Greece gets its deal
Avoids financial collapse and euro exit
After grueling, often angry negotiations that tested the limits of European unity, Greece on Monday won a preliminary deal that averts financial catastrophe but also guarantees years more of hardship and sacrifice for its people.
Prime Minister Alexis Tsipras flew home to sell the plan to skeptical lawmakers and political allies, some of whom accused him of putting Greece at the mercy of its foreign creditors.
To close the deal with its partners in the euro currency, Greece had to consent to a raft of austerity measures, including sales tax hikes and reforms to pensions and the labour market.

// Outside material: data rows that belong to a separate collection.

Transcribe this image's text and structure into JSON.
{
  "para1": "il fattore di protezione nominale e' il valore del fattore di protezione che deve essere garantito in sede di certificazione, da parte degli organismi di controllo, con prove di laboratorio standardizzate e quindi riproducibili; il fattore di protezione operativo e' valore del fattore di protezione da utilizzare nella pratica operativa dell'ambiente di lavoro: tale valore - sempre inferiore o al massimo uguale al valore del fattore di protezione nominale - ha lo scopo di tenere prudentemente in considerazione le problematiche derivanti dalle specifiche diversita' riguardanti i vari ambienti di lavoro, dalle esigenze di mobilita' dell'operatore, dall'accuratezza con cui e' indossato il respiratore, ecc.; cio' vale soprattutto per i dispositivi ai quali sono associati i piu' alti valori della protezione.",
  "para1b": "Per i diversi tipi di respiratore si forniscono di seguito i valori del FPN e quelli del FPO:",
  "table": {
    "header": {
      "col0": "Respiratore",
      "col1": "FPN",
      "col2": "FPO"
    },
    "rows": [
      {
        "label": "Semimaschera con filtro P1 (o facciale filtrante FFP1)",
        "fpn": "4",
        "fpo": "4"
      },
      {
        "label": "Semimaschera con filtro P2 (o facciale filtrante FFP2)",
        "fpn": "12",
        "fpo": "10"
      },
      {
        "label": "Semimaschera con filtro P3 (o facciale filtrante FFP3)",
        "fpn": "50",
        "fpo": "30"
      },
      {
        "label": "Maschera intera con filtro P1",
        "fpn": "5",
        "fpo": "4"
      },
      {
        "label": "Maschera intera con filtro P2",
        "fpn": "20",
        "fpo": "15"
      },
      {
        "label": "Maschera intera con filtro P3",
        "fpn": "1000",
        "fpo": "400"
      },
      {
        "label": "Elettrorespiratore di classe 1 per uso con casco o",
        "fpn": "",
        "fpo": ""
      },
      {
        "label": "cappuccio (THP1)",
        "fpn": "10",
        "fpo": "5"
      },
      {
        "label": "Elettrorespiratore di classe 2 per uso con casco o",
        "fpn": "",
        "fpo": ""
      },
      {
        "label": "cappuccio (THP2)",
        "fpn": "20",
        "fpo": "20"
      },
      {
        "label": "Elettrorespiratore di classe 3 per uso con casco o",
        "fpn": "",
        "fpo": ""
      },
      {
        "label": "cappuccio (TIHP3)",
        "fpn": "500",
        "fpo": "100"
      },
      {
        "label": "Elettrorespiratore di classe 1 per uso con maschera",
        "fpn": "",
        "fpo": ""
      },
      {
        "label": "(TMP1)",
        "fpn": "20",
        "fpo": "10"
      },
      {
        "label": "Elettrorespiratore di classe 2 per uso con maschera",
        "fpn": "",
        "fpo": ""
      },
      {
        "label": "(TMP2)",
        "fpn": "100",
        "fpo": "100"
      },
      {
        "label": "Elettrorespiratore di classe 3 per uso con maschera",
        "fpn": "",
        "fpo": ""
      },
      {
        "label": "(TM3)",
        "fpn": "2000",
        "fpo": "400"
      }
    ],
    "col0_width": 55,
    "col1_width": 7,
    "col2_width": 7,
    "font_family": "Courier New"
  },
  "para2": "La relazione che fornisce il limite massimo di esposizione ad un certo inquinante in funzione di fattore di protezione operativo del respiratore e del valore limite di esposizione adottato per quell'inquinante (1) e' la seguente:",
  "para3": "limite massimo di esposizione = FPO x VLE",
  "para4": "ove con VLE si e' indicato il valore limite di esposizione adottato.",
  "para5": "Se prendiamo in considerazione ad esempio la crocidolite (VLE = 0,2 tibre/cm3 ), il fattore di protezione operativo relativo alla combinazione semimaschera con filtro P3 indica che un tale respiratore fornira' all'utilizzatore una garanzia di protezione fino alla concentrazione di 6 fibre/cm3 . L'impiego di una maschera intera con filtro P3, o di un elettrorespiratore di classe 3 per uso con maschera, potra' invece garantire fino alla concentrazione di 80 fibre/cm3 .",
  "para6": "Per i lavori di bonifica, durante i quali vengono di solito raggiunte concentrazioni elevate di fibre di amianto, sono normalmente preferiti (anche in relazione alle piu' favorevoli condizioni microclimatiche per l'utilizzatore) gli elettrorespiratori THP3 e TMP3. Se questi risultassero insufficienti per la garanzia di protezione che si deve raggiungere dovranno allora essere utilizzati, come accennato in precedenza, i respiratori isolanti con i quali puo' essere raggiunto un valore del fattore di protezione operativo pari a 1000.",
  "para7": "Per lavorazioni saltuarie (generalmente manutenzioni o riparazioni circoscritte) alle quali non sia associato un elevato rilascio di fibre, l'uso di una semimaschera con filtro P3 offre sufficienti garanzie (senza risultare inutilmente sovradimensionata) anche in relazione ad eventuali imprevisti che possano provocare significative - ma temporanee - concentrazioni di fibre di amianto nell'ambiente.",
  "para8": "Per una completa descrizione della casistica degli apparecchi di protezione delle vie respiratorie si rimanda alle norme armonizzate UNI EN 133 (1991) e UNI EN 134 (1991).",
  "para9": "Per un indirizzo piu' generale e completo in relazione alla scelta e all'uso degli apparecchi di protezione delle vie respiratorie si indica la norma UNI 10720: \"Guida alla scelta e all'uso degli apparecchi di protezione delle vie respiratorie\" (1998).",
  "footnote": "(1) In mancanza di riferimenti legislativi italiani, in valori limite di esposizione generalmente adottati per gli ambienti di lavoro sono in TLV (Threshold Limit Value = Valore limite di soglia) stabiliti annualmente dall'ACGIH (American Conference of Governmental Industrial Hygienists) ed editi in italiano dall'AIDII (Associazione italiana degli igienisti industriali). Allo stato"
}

Enough of Greece’s 18 eurozone partners were openly suspicious of its sincerity that they demanded, and got, Tsipras’s commitment to accept close international oversight.
For the Greek leader and his radical left-wing government, which since election in January had vowed to stand up to the creditors, the payoff of the marathon negotiations in Brussels was clear: about 85 billion euros ($95.07 billion) in loans and financial support over three years, preserving Greek membership in the euro, and helping their country stave off financial collapse.
“We managed to avoid the most extreme measures,” Tsipras said after the summit.
Tsipras said he successfully got creditors to drop a demand that Greek assets be transferred abroad as a form of collateral, and that the deal reached was less harsh than proposals from creditors his country’s voters rejected a week ago.